2021年5月29日土曜日

栄次郎江戸暦25 口封じ

 栄次郎江戸暦25  口封じ 小杉健治

 田宮流抜刀術の達人で三味線の名手・矢内栄次郎は、太物問屋「和泉屋」の大広間で開かれた会に地方として三味線を握っていた。宴会の途中、主人・籐右衛門が匕首を握った男に襲われたところを栄次郎が救った。和泉屋の主人から紹介されたのは小間物屋「新田屋」の伊佐治だった。
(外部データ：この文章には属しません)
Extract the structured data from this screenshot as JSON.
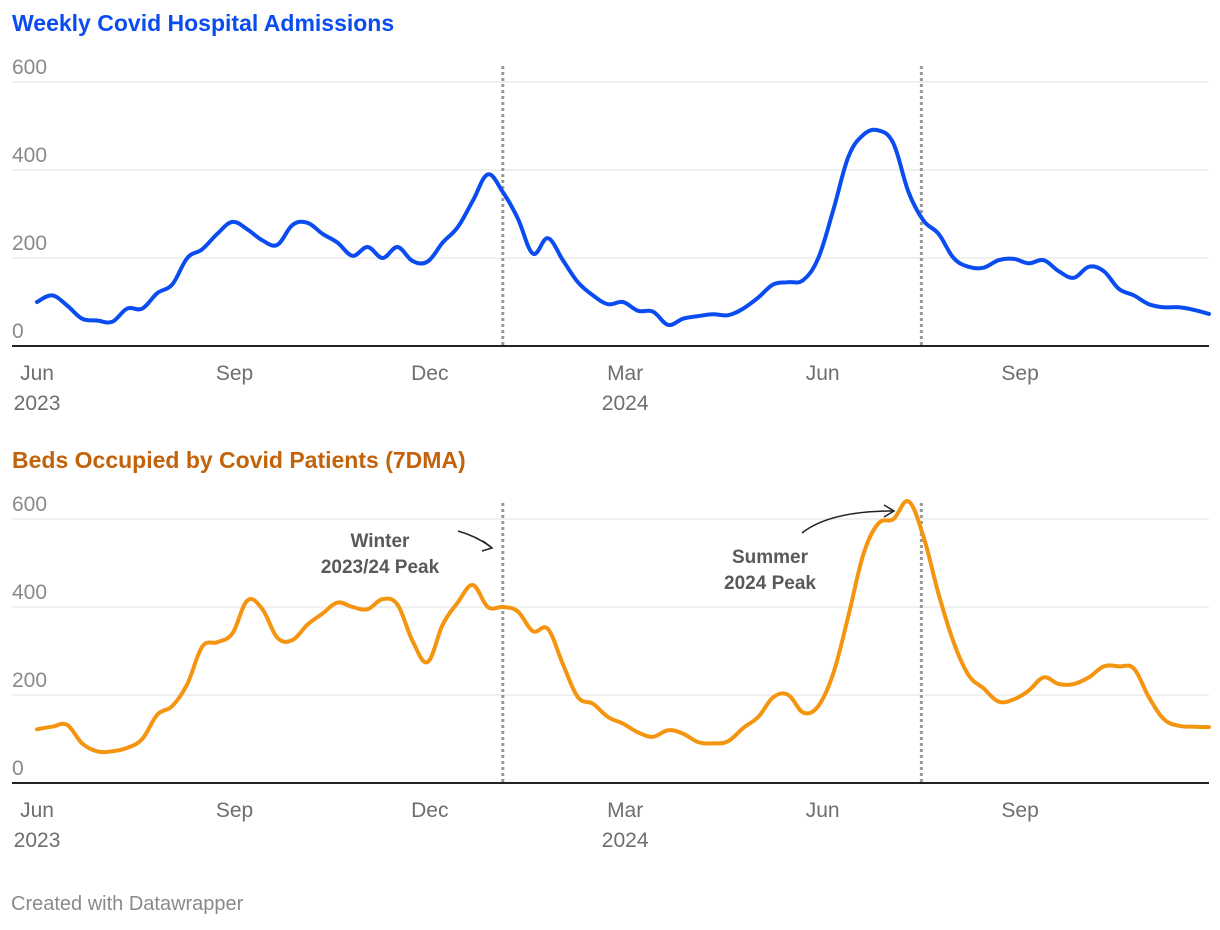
{
  "credit": "Created with Datawrapper",
  "colors": {
    "admissions": "#0a4cf0",
    "beds": "#f5940e",
    "beds_title": "#c2620b",
    "grid": "#e2e2e2",
    "axis": "#222222",
    "marker": "#999999"
  },
  "x_ticks": [
    {
      "label": "Jun",
      "year": "2023",
      "date": "2023-06-01"
    },
    {
      "label": "Sep",
      "year": "",
      "date": "2023-09-01"
    },
    {
      "label": "Dec",
      "year": "",
      "date": "2023-12-01"
    },
    {
      "label": "Mar",
      "year": "2024",
      "date": "2024-03-01"
    },
    {
      "label": "Jun",
      "year": "",
      "date": "2024-06-01"
    },
    {
      "label": "Sep",
      "year": "",
      "date": "2024-09-01"
    }
  ],
  "chart_data": [
    {
      "type": "line",
      "title": "Weekly Covid Hospital Admissions",
      "xlabel": "",
      "ylabel": "",
      "xlim": [
        "2023-05-25",
        "2024-11-28"
      ],
      "ylim": [
        0,
        600
      ],
      "y_ticks": [
        0,
        200,
        400,
        600
      ],
      "grid": true,
      "reference_lines": [
        "2024-01-04",
        "2024-07-17"
      ],
      "series": [
        {
          "name": "Weekly admissions",
          "x": [
            "2023-06-01",
            "2023-06-08",
            "2023-06-15",
            "2023-06-22",
            "2023-06-29",
            "2023-07-06",
            "2023-07-13",
            "2023-07-20",
            "2023-07-27",
            "2023-08-03",
            "2023-08-10",
            "2023-08-17",
            "2023-08-24",
            "2023-08-31",
            "2023-09-07",
            "2023-09-14",
            "2023-09-21",
            "2023-09-28",
            "2023-10-05",
            "2023-10-12",
            "2023-10-19",
            "2023-10-26",
            "2023-11-02",
            "2023-11-09",
            "2023-11-16",
            "2023-11-23",
            "2023-11-30",
            "2023-12-07",
            "2023-12-14",
            "2023-12-21",
            "2023-12-28",
            "2024-01-04",
            "2024-01-11",
            "2024-01-18",
            "2024-01-25",
            "2024-02-01",
            "2024-02-08",
            "2024-02-15",
            "2024-02-22",
            "2024-02-29",
            "2024-03-07",
            "2024-03-14",
            "2024-03-21",
            "2024-03-28",
            "2024-04-04",
            "2024-04-11",
            "2024-04-18",
            "2024-04-25",
            "2024-05-02",
            "2024-05-09",
            "2024-05-16",
            "2024-05-23",
            "2024-05-30",
            "2024-06-06",
            "2024-06-13",
            "2024-06-20",
            "2024-06-27",
            "2024-07-04",
            "2024-07-11",
            "2024-07-18",
            "2024-07-25",
            "2024-08-01",
            "2024-08-08",
            "2024-08-15",
            "2024-08-22",
            "2024-08-29",
            "2024-09-05",
            "2024-09-12",
            "2024-09-19",
            "2024-09-26",
            "2024-10-03",
            "2024-10-10",
            "2024-10-17",
            "2024-10-24",
            "2024-10-31",
            "2024-11-07",
            "2024-11-14",
            "2024-11-21",
            "2024-11-28"
          ],
          "values": [
            100,
            115,
            92,
            62,
            58,
            55,
            85,
            85,
            120,
            140,
            200,
            220,
            255,
            282,
            265,
            240,
            230,
            275,
            280,
            255,
            235,
            205,
            225,
            200,
            225,
            193,
            192,
            235,
            270,
            330,
            390,
            350,
            290,
            210,
            245,
            195,
            145,
            115,
            95,
            100,
            80,
            78,
            48,
            62,
            68,
            72,
            70,
            85,
            110,
            140,
            145,
            150,
            200,
            310,
            430,
            480,
            490,
            460,
            350,
            285,
            255,
            200,
            180,
            178,
            195,
            198,
            188,
            195,
            170,
            155,
            180,
            170,
            130,
            115,
            95,
            88,
            88,
            82,
            73
          ]
        }
      ]
    },
    {
      "type": "line",
      "title": "Beds Occupied by Covid Patients (7DMA)",
      "xlabel": "",
      "ylabel": "",
      "xlim": [
        "2023-05-25",
        "2024-11-28"
      ],
      "ylim": [
        0,
        600
      ],
      "y_ticks": [
        0,
        200,
        400,
        600
      ],
      "grid": true,
      "reference_lines": [
        "2024-01-04",
        "2024-07-17"
      ],
      "annotations": [
        {
          "line1": "Winter",
          "line2": "2023/24 Peak"
        },
        {
          "line1": "Summer",
          "line2": "2024 Peak"
        }
      ],
      "series": [
        {
          "name": "Beds occupied (7DMA)",
          "x": [
            "2023-06-01",
            "2023-06-08",
            "2023-06-15",
            "2023-06-22",
            "2023-06-29",
            "2023-07-06",
            "2023-07-13",
            "2023-07-20",
            "2023-07-27",
            "2023-08-03",
            "2023-08-10",
            "2023-08-17",
            "2023-08-24",
            "2023-08-31",
            "2023-09-07",
            "2023-09-14",
            "2023-09-21",
            "2023-09-28",
            "2023-10-05",
            "2023-10-12",
            "2023-10-19",
            "2023-10-26",
            "2023-11-02",
            "2023-11-09",
            "2023-11-16",
            "2023-11-23",
            "2023-11-30",
            "2023-12-07",
            "2023-12-14",
            "2023-12-21",
            "2023-12-28",
            "2024-01-04",
            "2024-01-11",
            "2024-01-18",
            "2024-01-25",
            "2024-02-01",
            "2024-02-08",
            "2024-02-15",
            "2024-02-22",
            "2024-02-29",
            "2024-03-07",
            "2024-03-14",
            "2024-03-21",
            "2024-03-28",
            "2024-04-04",
            "2024-04-11",
            "2024-04-18",
            "2024-04-25",
            "2024-05-02",
            "2024-05-09",
            "2024-05-16",
            "2024-05-23",
            "2024-05-30",
            "2024-06-06",
            "2024-06-13",
            "2024-06-20",
            "2024-06-27",
            "2024-07-04",
            "2024-07-11",
            "2024-07-18",
            "2024-07-25",
            "2024-08-01",
            "2024-08-08",
            "2024-08-15",
            "2024-08-22",
            "2024-08-29",
            "2024-09-05",
            "2024-09-12",
            "2024-09-19",
            "2024-09-26",
            "2024-10-03",
            "2024-10-10",
            "2024-10-17",
            "2024-10-24",
            "2024-10-31",
            "2024-11-07",
            "2024-11-14",
            "2024-11-21",
            "2024-11-28"
          ],
          "values": [
            122,
            128,
            132,
            90,
            72,
            72,
            80,
            100,
            155,
            175,
            225,
            310,
            320,
            340,
            415,
            395,
            330,
            325,
            360,
            385,
            410,
            400,
            395,
            418,
            405,
            322,
            275,
            360,
            410,
            450,
            400,
            400,
            390,
            345,
            350,
            270,
            195,
            180,
            150,
            135,
            115,
            105,
            120,
            112,
            93,
            90,
            95,
            125,
            150,
            195,
            200,
            160,
            175,
            250,
            380,
            520,
            590,
            600,
            640,
            560,
            430,
            320,
            245,
            215,
            185,
            190,
            210,
            240,
            225,
            225,
            240,
            265,
            265,
            260,
            195,
            145,
            130,
            128,
            127
          ]
        }
      ]
    }
  ]
}
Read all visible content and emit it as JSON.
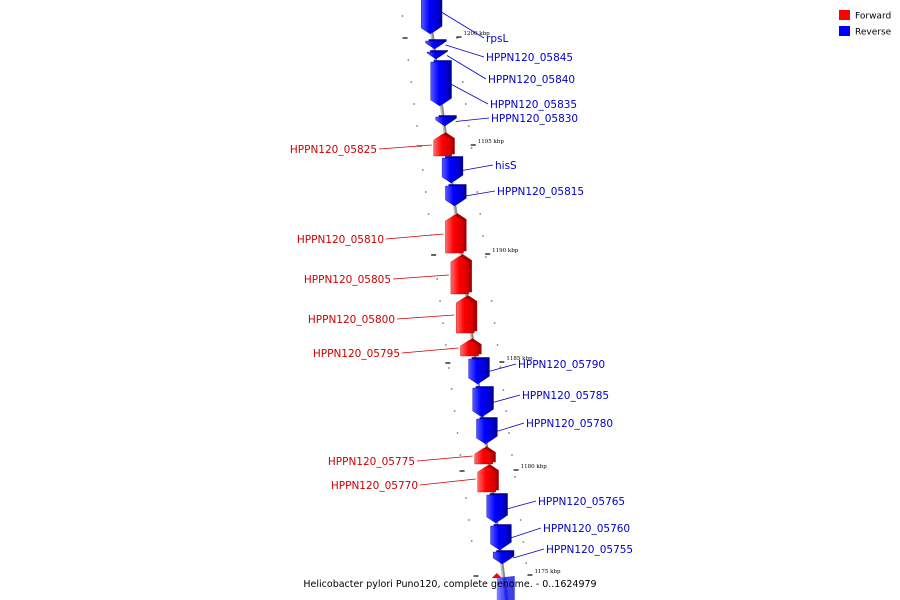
{
  "caption": "Helicobacter pylori Puno120, complete genome. - 0..1624979",
  "legend": [
    {
      "label": "Forward",
      "color": "#ff0000"
    },
    {
      "label": "Reverse",
      "color": "#0000ff"
    }
  ],
  "colors": {
    "forward": "#ff0000",
    "reverse": "#0000ff",
    "backbone": "#8a8a8a"
  },
  "ticks": [
    {
      "label": "1200 kbp",
      "kbp": 1200
    },
    {
      "label": "1195 kbp",
      "kbp": 1195
    },
    {
      "label": "1190 kbp",
      "kbp": 1190
    },
    {
      "label": "1185 kbp",
      "kbp": 1185
    },
    {
      "label": "1180 kbp",
      "kbp": 1180
    },
    {
      "label": "1175 kbp",
      "kbp": 1175
    }
  ],
  "genes": [
    {
      "name": "rpsL",
      "strand": "reverse"
    },
    {
      "name": "HPPN120_05845",
      "strand": "reverse"
    },
    {
      "name": "HPPN120_05840",
      "strand": "reverse"
    },
    {
      "name": "HPPN120_05835",
      "strand": "reverse"
    },
    {
      "name": "HPPN120_05830",
      "strand": "reverse"
    },
    {
      "name": "HPPN120_05825",
      "strand": "forward"
    },
    {
      "name": "hisS",
      "strand": "reverse"
    },
    {
      "name": "HPPN120_05815",
      "strand": "reverse"
    },
    {
      "name": "HPPN120_05810",
      "strand": "forward"
    },
    {
      "name": "HPPN120_05805",
      "strand": "forward"
    },
    {
      "name": "HPPN120_05800",
      "strand": "forward"
    },
    {
      "name": "HPPN120_05795",
      "strand": "forward"
    },
    {
      "name": "HPPN120_05790",
      "strand": "reverse"
    },
    {
      "name": "HPPN120_05785",
      "strand": "reverse"
    },
    {
      "name": "HPPN120_05780",
      "strand": "reverse"
    },
    {
      "name": "HPPN120_05775",
      "strand": "forward"
    },
    {
      "name": "HPPN120_05770",
      "strand": "forward"
    },
    {
      "name": "HPPN120_05765",
      "strand": "reverse"
    },
    {
      "name": "HPPN120_05760",
      "strand": "reverse"
    },
    {
      "name": "HPPN120_05755",
      "strand": "reverse"
    }
  ]
}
伊佐治は夫婦で籐右衛門に恩があると言った。

 籐右衛門の命を狙う者の心当たりの中に家を出ている息子・籐吉がいた。命を狙われていることを言えなかった。
 伊佐治は元盗賊だった。元の仲間から和泉屋を狙っていることを聞く。前は殺しをしなかったが、和泉屋の命も狙っていることを聞く。伊佐治は新しく頭になった元仲間・鮫蔵を探し出し刺し違えて止めようとする。
 栄次郎は籐右衛門の命を狙った者、籐右衛門の付き合いのある者から屋敷内に盗賊を住まわせている旗本を割り出した。そして小普請支配・旗本大河内主水が割り出された。大河内は和泉屋の主人から千両を借りていた。籐吉は大河内の屋敷に居り、大河内の用人は籐右衛門を殺して借金の返済を無くそうとした。旗本は盗賊を使い盗賊に籐右衛門を殺させようとした。

 栄次郎は伊佐治の過去を知られないようにした。鮫蔵は捕まり旗本との関係を白状した。用人は切腹した。

 栄次郎に養子話がある。兄の結婚相手・大城美津の知り合いの二千石の旗本・織部平八郎の娘・容だった。